Behind the waterfall was a hidden grotto, walls dripping luminous moss. The roar of water muffled everything else.

He pressed me against cool stone. Vines-thick, velvet-soft, alive-unfurled from the walls at his gesture. They coiled around my wrists, stretched my arms overhead. More looped gently but firmly around my ankles, spreading me open. I tested them; they didn't budge.

Thalren stepped back, eyes dark. He stroked himself slow, watching me.

"From now on," he said, voice rough, "the only things I want to hear are the sounds you make when you lose control and scream my name."

A vine slid between my breasts, teasing nipples already peaked. Another traced lazy circles around my clit until I whimpered. I arched, trying to get more friction, but the vines held me exactly where he wanted.
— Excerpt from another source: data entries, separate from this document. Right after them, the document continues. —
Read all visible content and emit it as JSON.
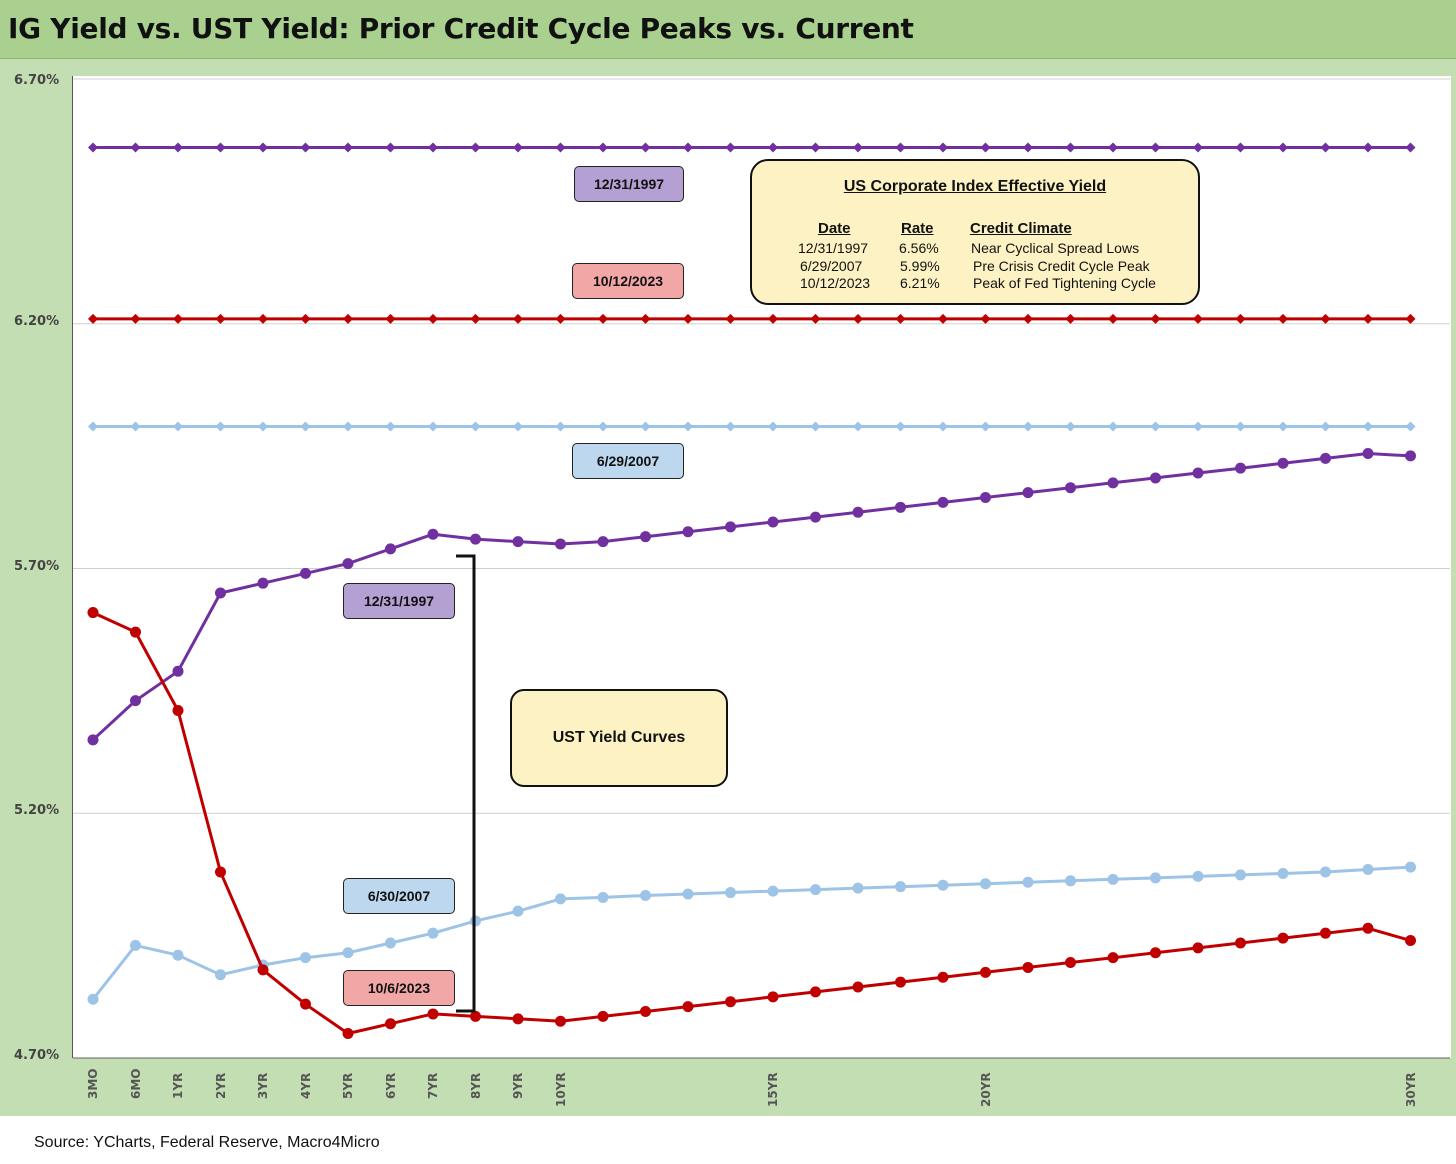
{
  "title": "IG Yield vs. UST Yield: Prior Credit Cycle Peaks vs. Current",
  "source": "Source: YCharts, Federal Reserve, Macro4Micro",
  "colors": {
    "purple": "#7030a0",
    "red": "#c00000",
    "lightblue": "#9dc3e6",
    "purple_label": "#b4a0d2",
    "red_label": "#f2a7a7",
    "blue_label": "#bdd7ee",
    "note_fill": "#fdf2c4"
  },
  "legend_box": {
    "title": "US Corporate Index Effective Yield",
    "headers": [
      "Date",
      "Rate",
      "Credit Climate"
    ],
    "rows": [
      [
        "12/31/1997",
        "6.56%",
        "Near Cyclical Spread Lows"
      ],
      [
        "6/29/2007",
        "5.99%",
        "Pre Crisis Credit Cycle Peak"
      ],
      [
        "10/12/2023",
        "6.21%",
        "Peak of Fed Tightening Cycle"
      ]
    ]
  },
  "ust_label": "UST Yield Curves",
  "series_labels": {
    "ig_1997": "12/31/1997",
    "ig_2023": "10/12/2023",
    "ig_2007": "6/29/2007",
    "ust_1997": "12/31/1997",
    "ust_2007": "6/30/2007",
    "ust_2023": "10/6/2023"
  },
  "chart_data": {
    "type": "line",
    "x": [
      "3MO",
      "6MO",
      "1YR",
      "2YR",
      "3YR",
      "4YR",
      "5YR",
      "6YR",
      "7YR",
      "8YR",
      "9YR",
      "10YR",
      "11YR",
      "12YR",
      "13YR",
      "14YR",
      "15YR",
      "16YR",
      "17YR",
      "18YR",
      "19YR",
      "20YR",
      "21YR",
      "22YR",
      "23YR",
      "24YR",
      "25YR",
      "26YR",
      "27YR",
      "28YR",
      "29YR",
      "30YR"
    ],
    "x_tick_labels": [
      "3MO",
      "6MO",
      "1YR",
      "2YR",
      "3YR",
      "4YR",
      "5YR",
      "6YR",
      "7YR",
      "8YR",
      "9YR",
      "10YR",
      "15YR",
      "20YR",
      "30YR"
    ],
    "y_ticks": [
      "4.70%",
      "5.20%",
      "5.70%",
      "6.20%",
      "6.70%"
    ],
    "ylim": [
      4.7,
      6.7
    ],
    "grid": true,
    "series": [
      {
        "name": "12/31/1997",
        "color": "#7030a0",
        "marker": "diamond",
        "width": 3,
        "values": [
          6.56,
          6.56,
          6.56,
          6.56,
          6.56,
          6.56,
          6.56,
          6.56,
          6.56,
          6.56,
          6.56,
          6.56,
          6.56,
          6.56,
          6.56,
          6.56,
          6.56,
          6.56,
          6.56,
          6.56,
          6.56,
          6.56,
          6.56,
          6.56,
          6.56,
          6.56,
          6.56,
          6.56,
          6.56,
          6.56,
          6.56,
          6.56
        ]
      },
      {
        "name": "10/12/2023",
        "color": "#c00000",
        "marker": "diamond",
        "width": 3,
        "values": [
          6.21,
          6.21,
          6.21,
          6.21,
          6.21,
          6.21,
          6.21,
          6.21,
          6.21,
          6.21,
          6.21,
          6.21,
          6.21,
          6.21,
          6.21,
          6.21,
          6.21,
          6.21,
          6.21,
          6.21,
          6.21,
          6.21,
          6.21,
          6.21,
          6.21,
          6.21,
          6.21,
          6.21,
          6.21,
          6.21,
          6.21,
          6.21
        ]
      },
      {
        "name": "6/29/2007",
        "color": "#9dc3e6",
        "marker": "diamond",
        "width": 3,
        "values": [
          5.99,
          5.99,
          5.99,
          5.99,
          5.99,
          5.99,
          5.99,
          5.99,
          5.99,
          5.99,
          5.99,
          5.99,
          5.99,
          5.99,
          5.99,
          5.99,
          5.99,
          5.99,
          5.99,
          5.99,
          5.99,
          5.99,
          5.99,
          5.99,
          5.99,
          5.99,
          5.99,
          5.99,
          5.99,
          5.99,
          5.99,
          5.99
        ]
      },
      {
        "name": "12/31/1997",
        "color": "#7030a0",
        "marker": "circle",
        "width": 3,
        "values": [
          5.35,
          5.43,
          5.49,
          5.65,
          5.67,
          5.69,
          5.71,
          5.74,
          5.77,
          5.76,
          5.755,
          5.75,
          5.755,
          5.765,
          5.775,
          5.785,
          5.795,
          5.805,
          5.815,
          5.825,
          5.835,
          5.845,
          5.855,
          5.865,
          5.875,
          5.885,
          5.895,
          5.905,
          5.915,
          5.925,
          5.935,
          5.93
        ]
      },
      {
        "name": "6/30/2007",
        "color": "#9dc3e6",
        "marker": "circle",
        "width": 3,
        "values": [
          4.82,
          4.93,
          4.91,
          4.87,
          4.89,
          4.905,
          4.915,
          4.935,
          4.955,
          4.98,
          5.0,
          5.025,
          5.028,
          5.032,
          5.035,
          5.038,
          5.041,
          5.044,
          5.047,
          5.05,
          5.053,
          5.056,
          5.059,
          5.062,
          5.065,
          5.068,
          5.071,
          5.074,
          5.077,
          5.08,
          5.085,
          5.09
        ]
      },
      {
        "name": "10/6/2023",
        "color": "#c00000",
        "marker": "circle",
        "width": 3,
        "values": [
          5.61,
          5.57,
          5.41,
          5.08,
          4.88,
          4.81,
          4.75,
          4.77,
          4.79,
          4.785,
          4.78,
          4.775,
          4.785,
          4.795,
          4.805,
          4.815,
          4.825,
          4.835,
          4.845,
          4.855,
          4.865,
          4.875,
          4.885,
          4.895,
          4.905,
          4.915,
          4.925,
          4.935,
          4.945,
          4.955,
          4.965,
          4.94
        ]
      }
    ]
  }
}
He moved closer, mouth brushing my ear. "Beg."

"Please," I gasped.

"Please what?"

"Please touch me. Please fuck me. Thalren-"

The vine at my clit thickened, pulsed, slid inside me slow and relentless. Another joined it, stretching, curling, finding every spot that made my vision spark. A third teased my ass, gentle pressure, waiting.

I lost words. Just noise-moans, broken pleas, his name over and over.

He watched, stroking faster, breath ragged. When I was trembling on the edge, vines driving deep and perfect, he stepped in close.

"Come for me, Aria."

I shattered. The climax rolled through me hard enough that the grotto lights flared white. He followed seconds later, spilling hot across my stomach, groaning my name like a prayer.

The vines loosened. He caught me before I slid down the wall, kissing me soft and thorough. The dream started to fray at the edges, colors bleeding.

"We're doing that again," he murmured against my lips. "In the real world. Soon."

"Promise?" I whispered.

"Promise."

The grotto dissolved.

I woke gasping, heart hammering. The moss bed was warm beneath me, but the air felt colder than the dream. Thalren's eyes were open, inches away, pupils blown wide. His grip on my hand was almost painful.

"That wasn't just a dream," I said. My voice sounded wrecked.

"No," he agreed, low. "That was something else."

The bond between us thrummed, alive with residual heat. I could still feel phantom vines, the ache of being stretched, the slickness between my thighs that definitely wasn't all dream.

He leaned in until our foreheads touched. "Soon," he repeated, like sealing a vow.

Outside the chamber, the monastery breathed steady and slow, as if it approved.